Toplamda 33 bölümden oluşuyor. 10'dan başlayıp geriye kadar yani 0'a geliyor.
-1. bölümün girişi ise şu şekildeydi;
|
Alıntı: |
Her şey sıfırın altında başlar. Kar maskeleri geçirildikçe başların etrafına, gerçek yüzler ortaya çıkar. İnsan, saklanınca kendisi olur. Kalın kumaşlara gömüldükçe çıplak kalır. Her şey sıfırın altında biter. Hayaller de, gerçekler kadar buz tozuna dönüşünce.
|
-16 da bana çok sevdiğim bir şarkıyı armağan etmiş. -Muse- Blackout-
-23 de ise beni balkona çıkartıp sigara içip düşünmemi sağlamıştır.
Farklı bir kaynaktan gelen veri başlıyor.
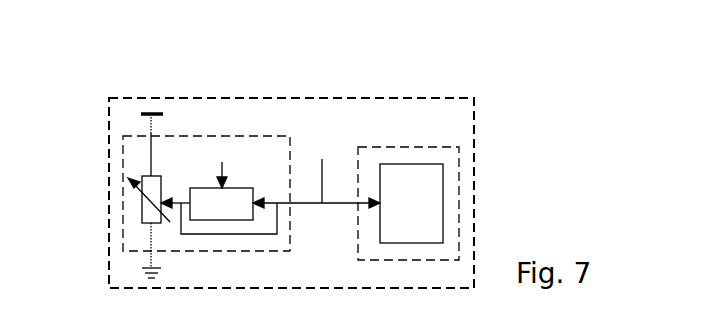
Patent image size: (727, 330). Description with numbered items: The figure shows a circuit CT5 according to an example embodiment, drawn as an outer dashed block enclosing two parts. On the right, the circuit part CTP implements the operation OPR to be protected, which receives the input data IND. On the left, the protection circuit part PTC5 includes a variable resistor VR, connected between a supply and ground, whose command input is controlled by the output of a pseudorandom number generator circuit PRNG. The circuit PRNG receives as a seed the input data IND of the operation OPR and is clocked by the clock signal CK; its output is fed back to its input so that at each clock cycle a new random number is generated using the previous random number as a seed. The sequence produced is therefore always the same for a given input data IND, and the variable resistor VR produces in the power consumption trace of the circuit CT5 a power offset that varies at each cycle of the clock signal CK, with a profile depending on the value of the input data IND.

The circuit CT5 is at (474, 98).
The protection circuit part PTC5 is at (122, 136).
The circuit part CTP is at (459, 147).
The variable resistor VR is at (162, 176).
The clock signal CK is at (221, 165).
The input data IND is at (322, 170).
The pseudorandom number generator circuit PRNG is at (270, 211).
The operation OPR is at (411, 203).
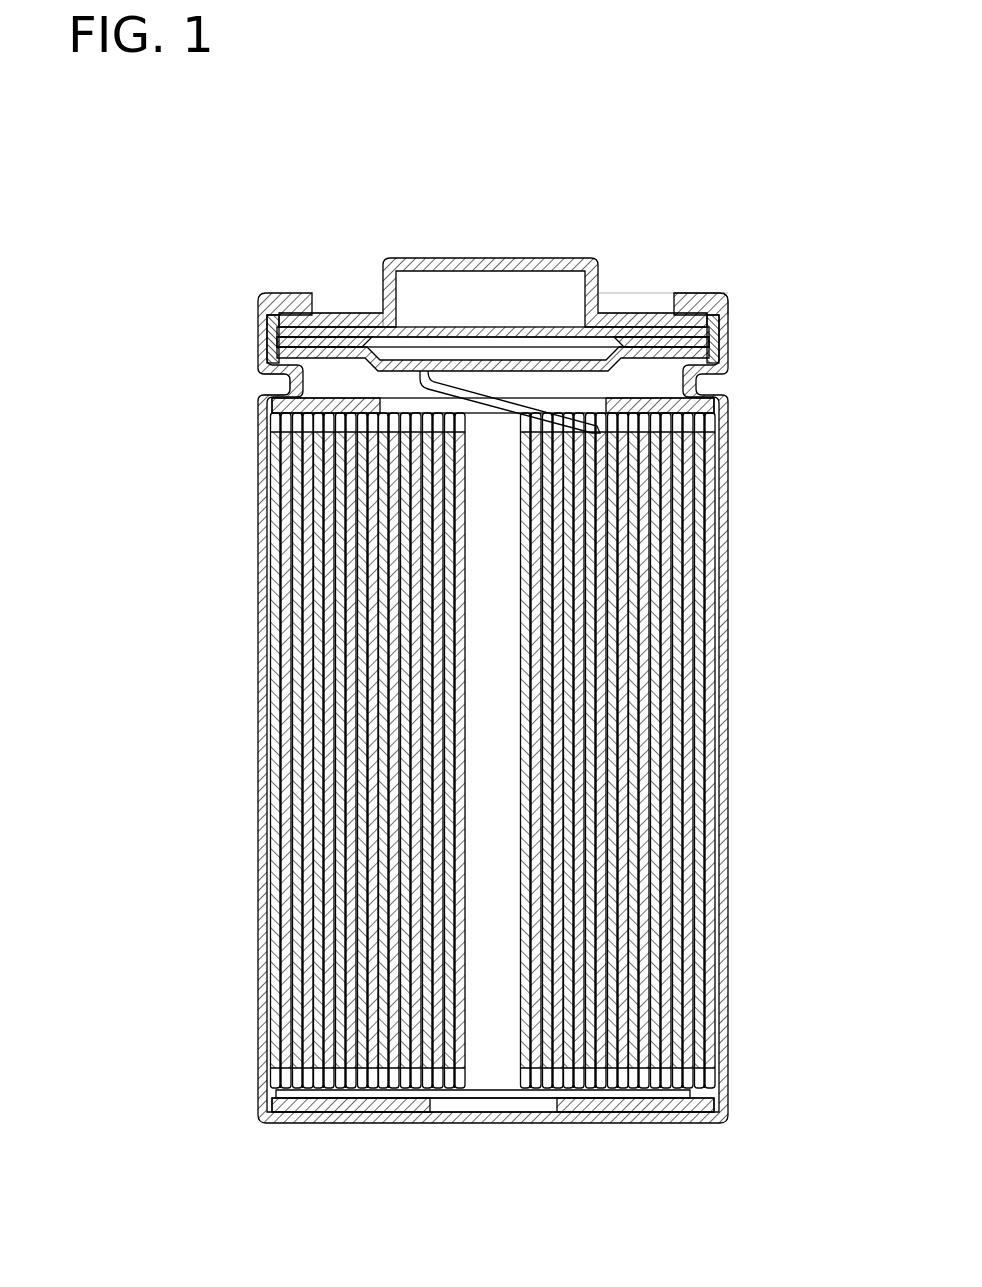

Ne vardı ki o -23. bölümde?
Şu an donarak ölmekte olan Mehmetçiklerimize buradan kucak dolusu sevgiler...
Hakan Günday'ı okuduğumu en çok hissettiğim yer ise;
Hepinizin a*ına koyayım!
Zorunuza mı gitti?
Bölümü oldu.
*
Azil okunmadan, Ziyan'a geçilmemelidir.